The arts have always danced through a delicate, dual performance that brings us the concerts and plays that lift our collective spirits while fulfilling the back-office functions that pay the bills and keep stages lit.

That’s true for vest-pocket theater companies working with shoestring budgets all the way up to the Woodruff Arts Center, which oversees an Atlanta-sized chunk of the arts biz. Never has the weighing of artistic goals against fiscal performance been more true than today, with a Great Recession continuing its unwanted performance on a global stage, hooks and audience boos notwithstanding.

That’s a tough dance these days. The Georgia Council for the Arts awarded $4.02 million in funding in fiscal 2009. For fiscal 2010, that amount is $2.78 million.

The Woodruff’s 2008-09 annual corporate campaign fell about 4 percent short of its $9 million goal. Given the severity of this recession, that’s a showing worthy of applause.

Also deserving of bravos was the Woodruff’s decision this summer to place spreadsheets ahead of sheet music and drop the $300 million symphony hall proposed for a 14th Street site in Midtown.

After halting fund-raising at $114 million in 2007 to build this winged Parthenon of high culture and making known its need for public funding, the Woodruff wisely turned to the drawing board — in this case, to its 25-year master plan. Smart strategic planning is a key tenet of successful businesses and not-for-profits alike.

Moving away from famed architect Santiago Calatrava’s soaring vision for the new symphony hall may have caused groans in architectural quarters, but it was the right course for the Woodruff.

Looking anew at the existing Arts Center campus as a future home for a new symphony venue shows the Woodruff is trying to be a prudent steward of its donors’ dollars. Patrons should keep that in mind as they ponder future gifts.

And, lest a chorus of disappointment ring through the rows of Atlanta Symphony Orchestra fans, reusing the Arts Center site need not resign us to the ranks of artistic also-rans.

We’re confident a new, or revamped, facility can arise there that provides both world-class acoustics and an auditorium that does justice to the majesty of classical music.

The Woodruff complex, as a prominent center of gravity for what CEO Joseph Bankoff calls the “ecosystem” of the arts, is and should be much more than a 1,800-seat concert hall. The campus has the potential to be a true heart of the arts community and a magnet for the creative energy that inspires us and fuels innovation even in the business world. The Woodruff’s plans for a “Village of the Arts” that’s humming with activity day and night deserves this community’s support.

A robust center, though important and necessary, is not the whole, however. The metro area benefits from a number of other venues that bring the arts home, both inside and outside of the Perimeter.

Given suburbanites’ justified reticence about negotiating Atlanta’s traffic and less-quantifiable, though no less real, concerns about crime and security, it’s not surprising that performance centers have emerged well away from Midtown. Taking the arts to where the people are is a good thing as a whole. In a region of 5 million people, there should be more than adequate room — and hopefully a commensurate level of community financial support — for arts venues large and small across the area.

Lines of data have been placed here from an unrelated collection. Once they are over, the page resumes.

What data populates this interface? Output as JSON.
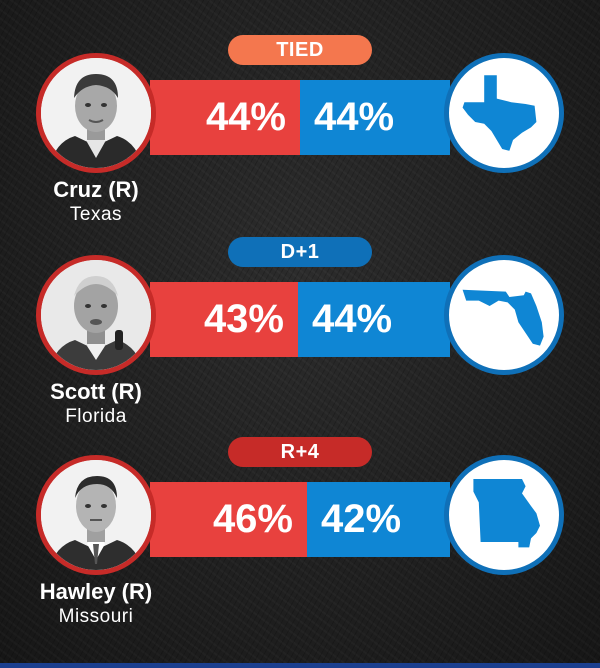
{
  "colors": {
    "republican": "#e8413e",
    "democrat": "#0f86d4",
    "republican_ring": "#c62b28",
    "democrat_ring": "#0f70b8",
    "tied_badge": "#f4774e",
    "dem_lead_badge": "#0f70b8",
    "rep_lead_badge": "#c62b28"
  },
  "races": [
    {
      "badge": "TIED",
      "badge_color": "#f4774e",
      "candidate_name": "Cruz (R)",
      "candidate_state": "Texas",
      "rep_pct": "44%",
      "dem_pct": "44%",
      "rep_value": 44,
      "dem_value": 44,
      "state_icon": "texas-map-icon"
    },
    {
      "badge": "D+1",
      "badge_color": "#0f70b8",
      "candidate_name": "Scott (R)",
      "candidate_state": "Florida",
      "rep_pct": "43%",
      "dem_pct": "44%",
      "rep_value": 43,
      "dem_value": 44,
      "state_icon": "florida-map-icon"
    },
    {
      "badge": "R+4",
      "badge_color": "#c62b28",
      "candidate_name": "Hawley (R)",
      "candidate_state": "Missouri",
      "rep_pct": "46%",
      "dem_pct": "42%",
      "rep_value": 46,
      "dem_value": 42,
      "state_icon": "missouri-map-icon"
    }
  ]
}
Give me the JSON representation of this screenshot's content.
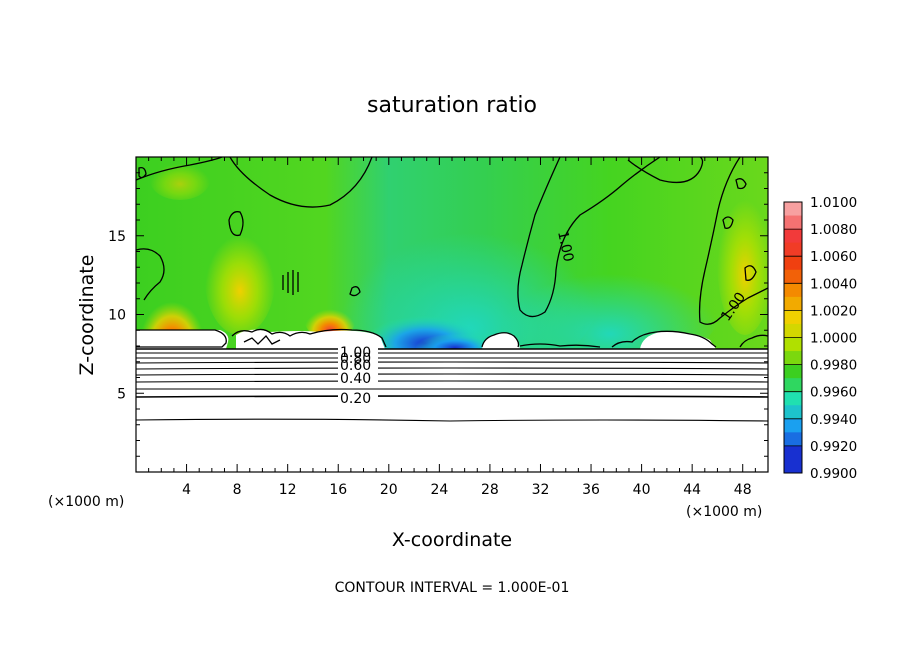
{
  "chart_data": {
    "type": "heatmap",
    "title": "saturation ratio",
    "xlabel": "X-coordinate",
    "ylabel": "Z-coordinate",
    "x_unit": "(×1000 m)",
    "y_unit": "(×1000 m)",
    "xlim": [
      0,
      50
    ],
    "ylim": [
      0,
      20
    ],
    "x_ticks": [
      "4",
      "8",
      "12",
      "16",
      "20",
      "24",
      "28",
      "32",
      "36",
      "40",
      "44",
      "48"
    ],
    "y_ticks": [
      "5",
      "10",
      "15"
    ],
    "footer": "CONTOUR INTERVAL = 1.000E-01",
    "colorbar": {
      "labels": [
        "1.0100",
        "1.0080",
        "1.0060",
        "1.0040",
        "1.0020",
        "1.0000",
        "0.9980",
        "0.9960",
        "0.9940",
        "0.9920",
        "0.9900"
      ],
      "colors": [
        "#f7a0a0",
        "#f23a3a",
        "#f04010",
        "#f48a00",
        "#f0d000",
        "#b0e000",
        "#3ccf20",
        "#20e0b0",
        "#1aa0f0",
        "#1830d0",
        "#4010a0"
      ]
    },
    "contour_labels": [
      "1.00",
      "0.80",
      "0.60",
      "0.40",
      "0.20",
      "1.00",
      "1.00"
    ],
    "contours_km": [
      {
        "level": "0.20",
        "z": 4.9
      },
      {
        "level": "0.40",
        "z": 5.8
      },
      {
        "level": "0.60",
        "z": 6.4
      },
      {
        "level": "0.80",
        "z": 6.9
      },
      {
        "level": "1.00",
        "z": 7.5
      }
    ]
  }
}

Arts supporters are right to observe that a Cobb Energy Centre or the ASO’s Verizon Wireless Amphitheatre in Alpharetta can create a sense of pride and place in communities. “What a performing arts center really does is validate a community,” said Michael Taormina, managing director of the Cobb Centre.

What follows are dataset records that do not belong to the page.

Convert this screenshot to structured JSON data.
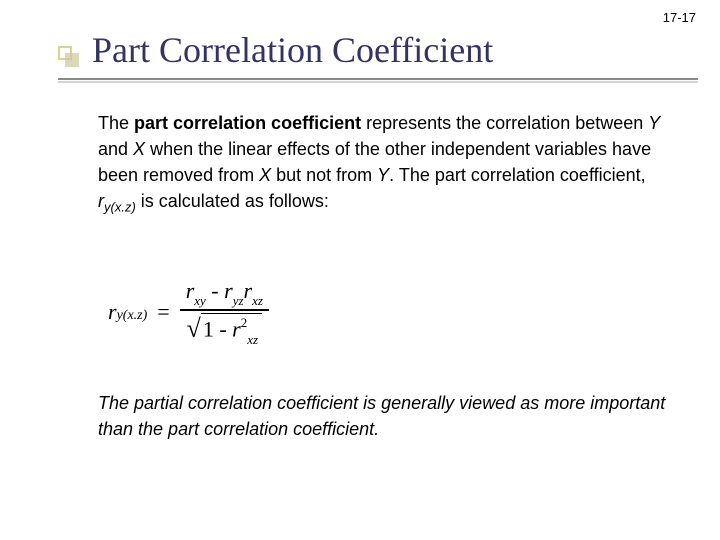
{
  "page_number": "17-17",
  "title": "Part Correlation Coefficient",
  "colors": {
    "title_color": "#333366",
    "bullet_border": "#d9d48a",
    "bullet_shadow": "#ccc7a0",
    "underline_dark": "#8a8a8a",
    "underline_light": "#d4d4d4",
    "text": "#000000",
    "background": "#ffffff"
  },
  "body": {
    "p1_a": "The ",
    "p1_bold": "part correlation coefficient",
    "p1_b": " represents the correlation between ",
    "p1_var1": "Y",
    "p1_c": " and ",
    "p1_var2": "X",
    "p1_d": " when the linear effects of the other independent variables have been removed from ",
    "p1_var3": "X",
    "p1_e": " but not from ",
    "p1_var4": "Y",
    "p1_f": ".  The part correlation coefficient, ",
    "p1_rsym": "r",
    "p1_rsub": "y(x.z)",
    "p1_g": " is calculated as follows:"
  },
  "formula": {
    "lhs_r": "r",
    "lhs_sub": "y(x.z)",
    "eq": "=",
    "num_t1r": "r",
    "num_t1s": "xy",
    "minus": " - ",
    "num_t2r": "r",
    "num_t2s": "yz",
    "num_t3r": "r",
    "num_t3s": "xz",
    "den_one": "1 - ",
    "den_r": "r",
    "den_sup": "2",
    "den_sub": "xz"
  },
  "note": "The partial correlation coefficient is generally viewed as more important than the part correlation coefficient."
}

And paying fans, whether of classical composer Dmitri Shostakovich’s works or of homegrown favorite Sugarland, contribute to the region’s economic development. A study by Americans for the Arts says a typical performance attendee drops $27.79 per person on event night, in addition to the cost of their ticket. Given that places such as Cobb Energy Centre draw from a regional market that can extend for a long drive beyond the metro area, that’s a nice fiscal plus for Atlanta.

In a less-quantifiable sense, a robust arts community can be a classy coda to the sales pitches made by economic development officials to companies seeking a new home. “We need to have something for the soul,” says Susan Weiner, executive director of the Georgia Council for the Arts. “We have to have something that moves us in a bigger way.”

If having a plethora of artistic options on tap can help sell newcomers on Atlanta, then let the band play on. In this time of recessionary retrenchment, the folks selling Atlanta’s many benefits need all the help they can get.